Le dossier s’étire en longueur. À quelques heures de l’expiration de l’accord de vente et d'achat, alors que Fincantieri n'a toujours pas remis à la Commission européenne les éléments requis, Paris a proposé une « prolongation pour une nouvelle durée d'un mois » au groupe public italien, selon une source ministérielle auprès de l’AFP.
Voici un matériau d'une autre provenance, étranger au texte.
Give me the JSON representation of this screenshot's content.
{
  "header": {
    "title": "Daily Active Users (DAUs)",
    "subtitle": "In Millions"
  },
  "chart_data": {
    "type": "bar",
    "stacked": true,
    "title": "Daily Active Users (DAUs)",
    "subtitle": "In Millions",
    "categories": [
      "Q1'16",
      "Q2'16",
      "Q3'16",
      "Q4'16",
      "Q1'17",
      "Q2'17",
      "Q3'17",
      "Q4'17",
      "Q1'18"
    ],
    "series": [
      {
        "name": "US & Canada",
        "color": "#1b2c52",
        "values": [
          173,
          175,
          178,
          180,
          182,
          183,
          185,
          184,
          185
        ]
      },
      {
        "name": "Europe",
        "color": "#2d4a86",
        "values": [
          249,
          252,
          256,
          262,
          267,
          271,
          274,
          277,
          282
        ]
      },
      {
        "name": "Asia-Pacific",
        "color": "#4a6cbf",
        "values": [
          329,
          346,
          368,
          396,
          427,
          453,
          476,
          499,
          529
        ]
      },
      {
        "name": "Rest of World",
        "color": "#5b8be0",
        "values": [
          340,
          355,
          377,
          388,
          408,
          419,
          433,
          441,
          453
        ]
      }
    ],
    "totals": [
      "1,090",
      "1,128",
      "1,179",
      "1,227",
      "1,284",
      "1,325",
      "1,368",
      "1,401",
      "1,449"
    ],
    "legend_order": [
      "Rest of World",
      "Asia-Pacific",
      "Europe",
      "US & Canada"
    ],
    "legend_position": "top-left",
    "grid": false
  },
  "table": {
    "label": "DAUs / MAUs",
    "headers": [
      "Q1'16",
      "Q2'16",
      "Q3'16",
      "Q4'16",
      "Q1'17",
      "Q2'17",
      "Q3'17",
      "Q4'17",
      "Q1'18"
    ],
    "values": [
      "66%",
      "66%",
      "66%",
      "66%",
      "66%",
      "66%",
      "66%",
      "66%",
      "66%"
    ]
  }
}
L’UE attend des informations dans le cadre d’une enquête approfondie sur l'impact de la vente pour la concurrence dans le secteur de la construction navale. Fincantieri affirme de son côté avoir déjà fait « tout ce qu'il doit et peut faire pour cette acquisition ». Pour justifier le nouveau délai, Bercy fait valoir que « la prolongation de la crise économique et le manque de visibilité du secteur de la croisière rendent complexe l'étude par la Commission du dossier ».
Sujet hautement politique
Pour David Samzun, maire socialiste de Saint-Nazaire où sont implantés les Chantiers, « la volonté politique n'est pas là ». Tout comme les présidents du département et de la région, l’élu est opposé à ce projet, qui ne serait plus « financier » mais « politique ». Il déplore le fait que l'exécutif français ne soit pas capable d’y mettre un terme et « reprendre les manettes pour trouver un autre scénario ».
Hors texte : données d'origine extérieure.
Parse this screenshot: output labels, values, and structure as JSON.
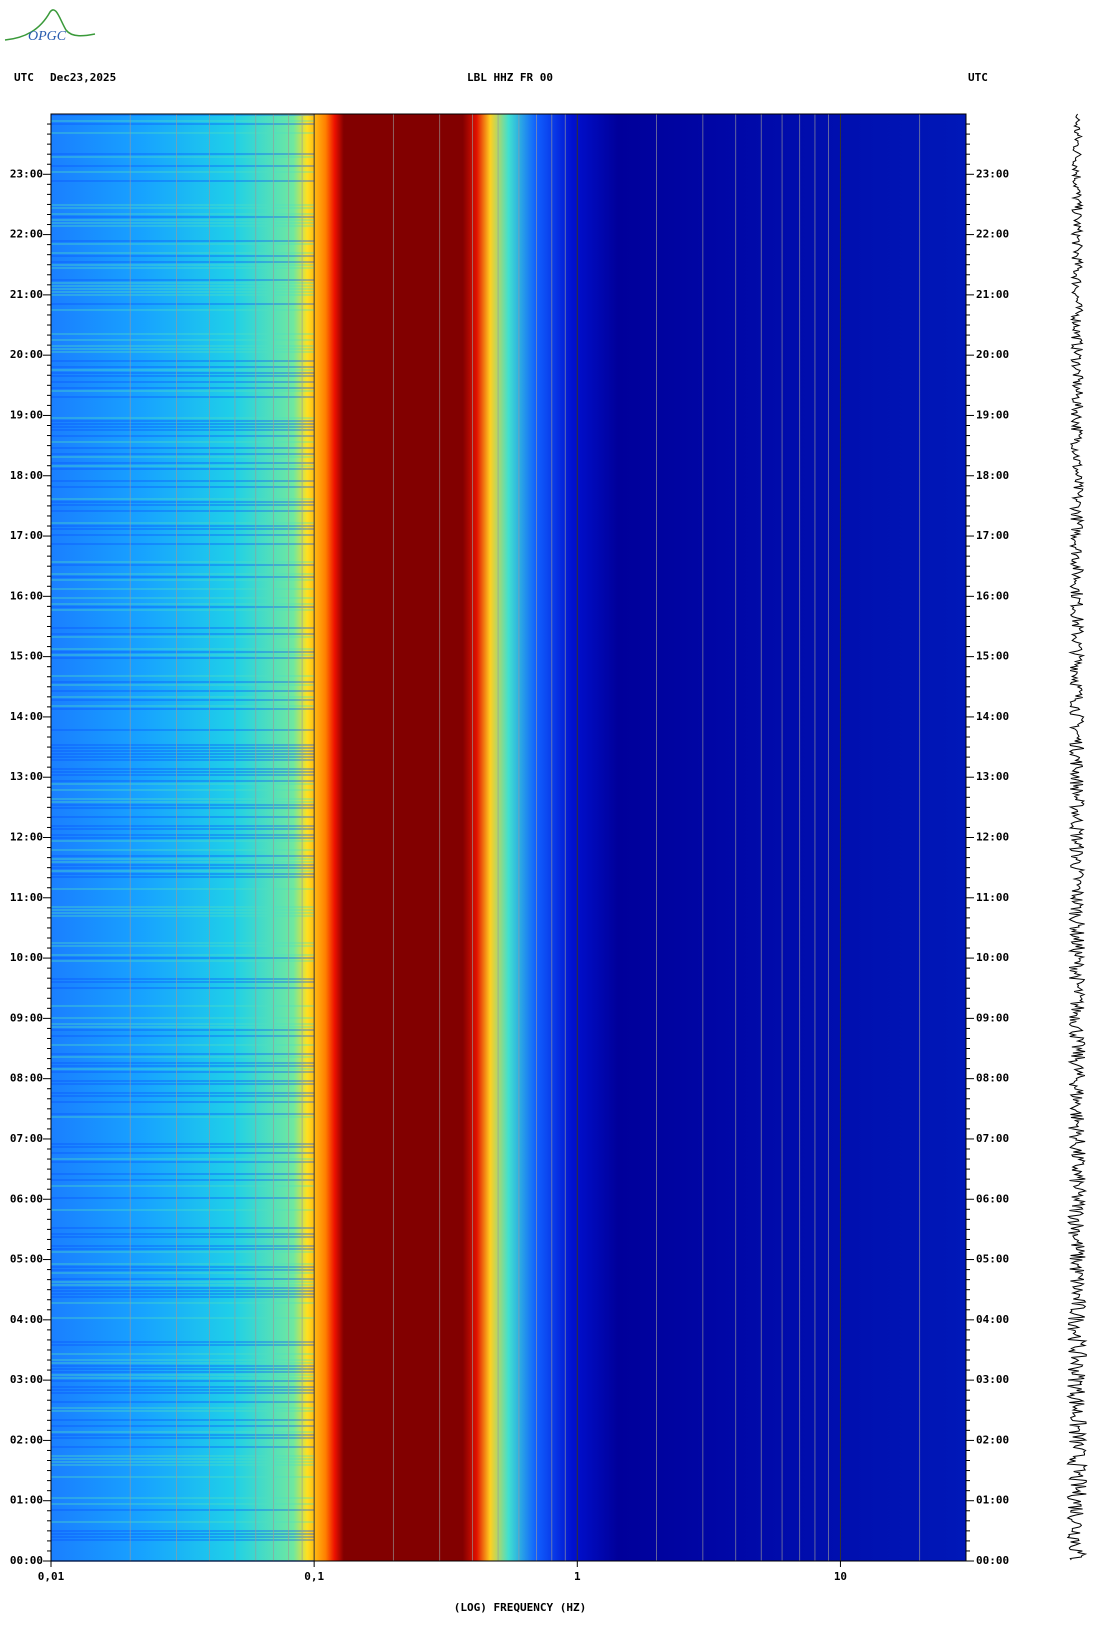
{
  "logo": "OPGC",
  "chart_data": {
    "type": "spectrogram",
    "title": "LBL HHZ FR 00",
    "timezone_left": "UTC",
    "date": "Dec23,2025",
    "timezone_right": "UTC",
    "xlabel": "(LOG) FREQUENCY (HZ)",
    "xscale": "log",
    "xlim": [
      0.01,
      30
    ],
    "xticks": [
      {
        "value": 0.01,
        "label": "0,01"
      },
      {
        "value": 0.1,
        "label": "0,1"
      },
      1,
      10
    ],
    "ylim": [
      0,
      24
    ],
    "yticks": [
      {
        "value": 0,
        "label": "00:00"
      },
      {
        "value": 1,
        "label": "01:00"
      },
      {
        "value": 2,
        "label": "02:00"
      },
      {
        "value": 3,
        "label": "03:00"
      },
      {
        "value": 4,
        "label": "04:00"
      },
      {
        "value": 5,
        "label": "05:00"
      },
      {
        "value": 6,
        "label": "06:00"
      },
      {
        "value": 7,
        "label": "07:00"
      },
      {
        "value": 8,
        "label": "08:00"
      },
      {
        "value": 9,
        "label": "09:00"
      },
      {
        "value": 10,
        "label": "10:00"
      },
      {
        "value": 11,
        "label": "11:00"
      },
      {
        "value": 12,
        "label": "12:00"
      },
      {
        "value": 13,
        "label": "13:00"
      },
      {
        "value": 14,
        "label": "14:00"
      },
      {
        "value": 15,
        "label": "15:00"
      },
      {
        "value": 16,
        "label": "16:00"
      },
      {
        "value": 17,
        "label": "17:00"
      },
      {
        "value": 18,
        "label": "18:00"
      },
      {
        "value": 19,
        "label": "19:00"
      },
      {
        "value": 20,
        "label": "20:00"
      },
      {
        "value": 21,
        "label": "21:00"
      },
      {
        "value": 22,
        "label": "22:00"
      },
      {
        "value": 23,
        "label": "23:00"
      }
    ],
    "grid": true
  }
}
Depuis la faillite de la maison mère sud-coréenne des Chantiers, l'entreprise de Saint-Nazaire, spécialisée dans les paquebots et navires militaires de grande taille, est détenue par l'État français (84,3 % du capital), Naval Group (11,7 %), les salariés (2,4 %) et des sociétés locales (1,6 %). Depuis 2017, un projet de cession prévoit que Fincantieri prenne 50 % du capital, plus 1 % supplémentaire prêté par l'État français, qui se réserve le droit de le reprendre si le groupe italien ne respecte pas ses engagements.
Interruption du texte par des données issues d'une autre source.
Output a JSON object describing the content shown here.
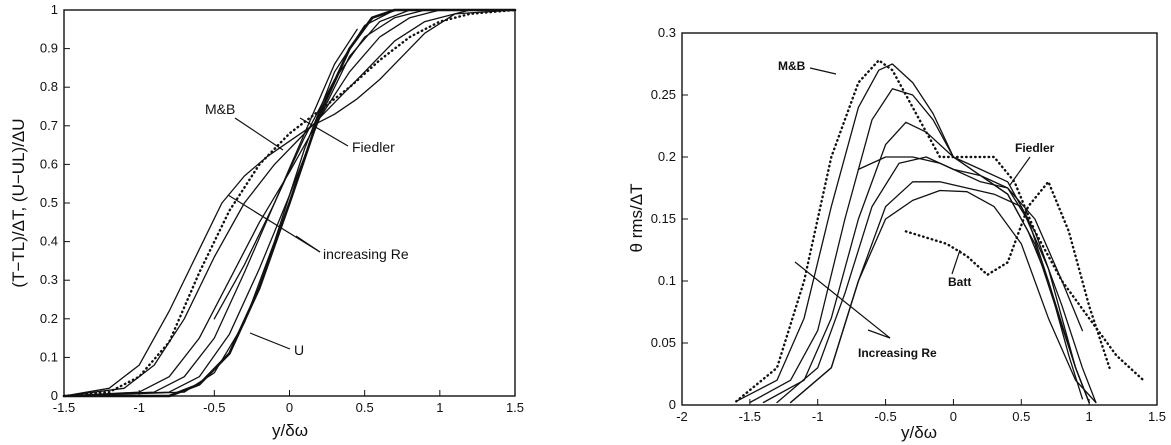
{
  "chart_data": [
    {
      "type": "line",
      "title": "",
      "xlabel": "y/δω",
      "ylabel": "(T−TL)/ΔT, (U−UL)/ΔU",
      "xlim": [
        -1.5,
        1.5
      ],
      "ylim": [
        0,
        1
      ],
      "xticks": [
        "-1.5",
        "-1",
        "-0.5",
        "0",
        "0.5",
        "1",
        "1.5"
      ],
      "yticks": [
        "0",
        "0.1",
        "0.2",
        "0.3",
        "0.4",
        "0.5",
        "0.6",
        "0.7",
        "0.8",
        "0.9",
        "1"
      ],
      "grid": false,
      "annotations": [
        {
          "text": "M&B"
        },
        {
          "text": "Fiedler"
        },
        {
          "text": "increasing Re"
        },
        {
          "text": "U"
        }
      ],
      "series": [
        {
          "style": "solid",
          "x": [
            -1.5,
            -1.2,
            -1.0,
            -0.8,
            -0.6,
            -0.45,
            -0.3,
            -0.15,
            0,
            0.15,
            0.3,
            0.45,
            0.6,
            0.75,
            0.9,
            1.1,
            1.5
          ],
          "y": [
            0,
            0.02,
            0.08,
            0.22,
            0.38,
            0.5,
            0.57,
            0.62,
            0.66,
            0.7,
            0.73,
            0.77,
            0.82,
            0.88,
            0.94,
            0.99,
            1.0
          ]
        },
        {
          "style": "solid",
          "x": [
            -1.5,
            -1.1,
            -0.9,
            -0.7,
            -0.5,
            -0.3,
            -0.1,
            0.1,
            0.3,
            0.5,
            0.7,
            0.9,
            1.2,
            1.5
          ],
          "y": [
            0,
            0.02,
            0.08,
            0.2,
            0.36,
            0.5,
            0.6,
            0.68,
            0.76,
            0.84,
            0.92,
            0.97,
            1.0,
            1.0
          ]
        },
        {
          "style": "solid",
          "x": [
            -1.5,
            -1.0,
            -0.8,
            -0.6,
            -0.4,
            -0.2,
            0,
            0.2,
            0.4,
            0.6,
            0.8,
            1.0,
            1.5
          ],
          "y": [
            0,
            0.01,
            0.05,
            0.15,
            0.3,
            0.45,
            0.58,
            0.72,
            0.84,
            0.93,
            0.98,
            1.0,
            1.0
          ]
        },
        {
          "style": "solid",
          "x": [
            -1.5,
            -0.9,
            -0.7,
            -0.5,
            -0.3,
            -0.1,
            0.1,
            0.3,
            0.5,
            0.7,
            0.9,
            1.5
          ],
          "y": [
            0,
            0.01,
            0.05,
            0.15,
            0.32,
            0.5,
            0.67,
            0.82,
            0.93,
            0.98,
            1.0,
            1.0
          ]
        },
        {
          "style": "solid",
          "x": [
            -1.5,
            -0.8,
            -0.6,
            -0.4,
            -0.2,
            0,
            0.2,
            0.4,
            0.6,
            0.8,
            1.5
          ],
          "y": [
            0,
            0.01,
            0.05,
            0.16,
            0.33,
            0.52,
            0.72,
            0.88,
            0.97,
            1.0,
            1.0
          ]
        },
        {
          "style": "solid",
          "x": [
            -1.5,
            -0.7,
            -0.5,
            -0.3,
            -0.1,
            0.1,
            0.3,
            0.5,
            0.7,
            1.5
          ],
          "y": [
            0,
            0.01,
            0.06,
            0.19,
            0.4,
            0.64,
            0.84,
            0.96,
            1.0,
            1.0
          ]
        },
        {
          "style": "solid",
          "x": [
            -0.5,
            -0.3,
            -0.1,
            0.1,
            0.3,
            0.45
          ],
          "y": [
            0.2,
            0.34,
            0.5,
            0.68,
            0.86,
            0.95
          ]
        },
        {
          "style": "dotted",
          "x": [
            -1.5,
            -1.2,
            -1.0,
            -0.8,
            -0.6,
            -0.4,
            -0.2,
            0,
            0.2,
            0.4,
            0.6,
            0.8,
            1.0,
            1.2,
            1.5
          ],
          "y": [
            0,
            0.01,
            0.05,
            0.14,
            0.32,
            0.48,
            0.6,
            0.68,
            0.74,
            0.8,
            0.87,
            0.93,
            0.97,
            0.99,
            1.0
          ]
        },
        {
          "style": "bold",
          "x": [
            -1.5,
            -0.8,
            -0.6,
            -0.4,
            -0.2,
            0,
            0.2,
            0.4,
            0.55,
            0.7,
            1.5
          ],
          "y": [
            0,
            0.0,
            0.03,
            0.11,
            0.28,
            0.5,
            0.73,
            0.9,
            0.98,
            1.0,
            1.0
          ]
        }
      ]
    },
    {
      "type": "line",
      "title": "",
      "xlabel": "y/δω",
      "ylabel": "θ rms/ΔT",
      "xlim": [
        -2,
        1.5
      ],
      "ylim": [
        0,
        0.3
      ],
      "xticks": [
        "-2",
        "-1.5",
        "-1",
        "-0.5",
        "0",
        "0.5",
        "1",
        "1.5"
      ],
      "yticks": [
        "0",
        "0.05",
        "0.1",
        "0.15",
        "0.2",
        "0.25",
        "0.3"
      ],
      "grid": false,
      "annotations": [
        {
          "text": "M&B"
        },
        {
          "text": "Fiedler"
        },
        {
          "text": "Batt"
        },
        {
          "text": "Increasing Re"
        }
      ],
      "series": [
        {
          "style": "solid",
          "x": [
            -1.6,
            -1.3,
            -1.1,
            -0.9,
            -0.7,
            -0.55,
            -0.45,
            -0.3,
            -0.15,
            0,
            0.2,
            0.4,
            0.55,
            0.7,
            0.85,
            0.95
          ],
          "y": [
            0.003,
            0.02,
            0.07,
            0.16,
            0.24,
            0.27,
            0.275,
            0.26,
            0.235,
            0.2,
            0.19,
            0.18,
            0.15,
            0.1,
            0.04,
            0.005
          ]
        },
        {
          "style": "solid",
          "x": [
            -1.5,
            -1.2,
            -1.0,
            -0.8,
            -0.6,
            -0.45,
            -0.3,
            -0.15,
            0,
            0.2,
            0.4,
            0.55,
            0.7,
            0.9,
            1.0
          ],
          "y": [
            0.002,
            0.02,
            0.06,
            0.15,
            0.23,
            0.255,
            0.25,
            0.23,
            0.2,
            0.185,
            0.17,
            0.14,
            0.1,
            0.03,
            0.002
          ]
        },
        {
          "style": "solid",
          "x": [
            -1.4,
            -1.1,
            -0.9,
            -0.7,
            -0.5,
            -0.35,
            -0.2,
            0,
            0.2,
            0.4,
            0.6,
            0.75,
            0.9,
            1.0
          ],
          "y": [
            0.002,
            0.02,
            0.07,
            0.15,
            0.21,
            0.228,
            0.22,
            0.2,
            0.185,
            0.17,
            0.13,
            0.08,
            0.03,
            0.002
          ]
        },
        {
          "style": "solid",
          "x": [
            -1.3,
            -1.0,
            -0.8,
            -0.6,
            -0.4,
            -0.2,
            0,
            0.2,
            0.4,
            0.6,
            0.8,
            0.95,
            1.05
          ],
          "y": [
            0.002,
            0.03,
            0.09,
            0.16,
            0.195,
            0.2,
            0.19,
            0.18,
            0.175,
            0.14,
            0.08,
            0.03,
            0.002
          ]
        },
        {
          "style": "solid",
          "x": [
            -1.2,
            -0.9,
            -0.7,
            -0.5,
            -0.3,
            -0.1,
            0.1,
            0.3,
            0.5,
            0.7,
            0.9,
            1.0
          ],
          "y": [
            0.002,
            0.03,
            0.1,
            0.16,
            0.18,
            0.18,
            0.175,
            0.17,
            0.16,
            0.11,
            0.03,
            0.002
          ]
        },
        {
          "style": "solid",
          "x": [
            -1.2,
            -0.9,
            -0.7,
            -0.5,
            -0.3,
            -0.1,
            0.1,
            0.3,
            0.5,
            0.7,
            0.9,
            1.05
          ],
          "y": [
            0.002,
            0.03,
            0.1,
            0.15,
            0.165,
            0.173,
            0.172,
            0.16,
            0.13,
            0.07,
            0.02,
            0.002
          ]
        },
        {
          "style": "solid",
          "x": [
            -0.7,
            -0.5,
            -0.3,
            -0.1,
            0,
            0.2,
            0.4,
            0.6,
            0.8,
            0.95
          ],
          "y": [
            0.19,
            0.2,
            0.2,
            0.195,
            0.19,
            0.185,
            0.175,
            0.15,
            0.1,
            0.06
          ]
        },
        {
          "style": "dotted",
          "x": [
            -1.6,
            -1.3,
            -1.1,
            -0.9,
            -0.7,
            -0.55,
            -0.45,
            -0.3,
            -0.1,
            0.1,
            0.3,
            0.45,
            0.6,
            0.8,
            1.0,
            1.2,
            1.4
          ],
          "y": [
            0.003,
            0.03,
            0.1,
            0.2,
            0.26,
            0.278,
            0.27,
            0.24,
            0.2,
            0.2,
            0.2,
            0.18,
            0.14,
            0.1,
            0.07,
            0.04,
            0.02
          ]
        },
        {
          "style": "dotted",
          "x": [
            -0.35,
            -0.2,
            -0.05,
            0.1,
            0.25,
            0.4,
            0.55,
            0.7,
            0.85,
            1.0,
            1.15
          ],
          "y": [
            0.14,
            0.135,
            0.13,
            0.12,
            0.105,
            0.115,
            0.16,
            0.18,
            0.14,
            0.08,
            0.03
          ]
        }
      ]
    }
  ]
}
Le dossier est stratégique, le secteur de la construction des grands navires de croisière constituant encore une chasse-gardée européenne face à la concurrence asiatique. Trois chantiers se partagent le marché : le français Chantiers de l'Atlantique, l’italien Fincantieri et l'allemand Meyer Werft. Or, l’alliance nouée entre l'entreprise italienne et le chinois CSCC pour construire des paquebots alerte.
Diplomatie sensible
Paris et Rome ne sont pas non plus dans une zone de confort à ce sujet. Après la signature de l'accord pourtant durement négocié, la France et l'Allemagne avaient saisi la Commission européenne. Le geste avait irrité Rome, le chef du gouvernement Giuseppe Conte évoquant un comportement « ambigu » et « peu compréhensible ». Les Chantiers de l'Atlantique ont réalisé un chiffre d'affaires de 1,8 Md€ en 2019, emploient 3 100 personnes et entretiennent un réseau de 5 000 sous-traitants.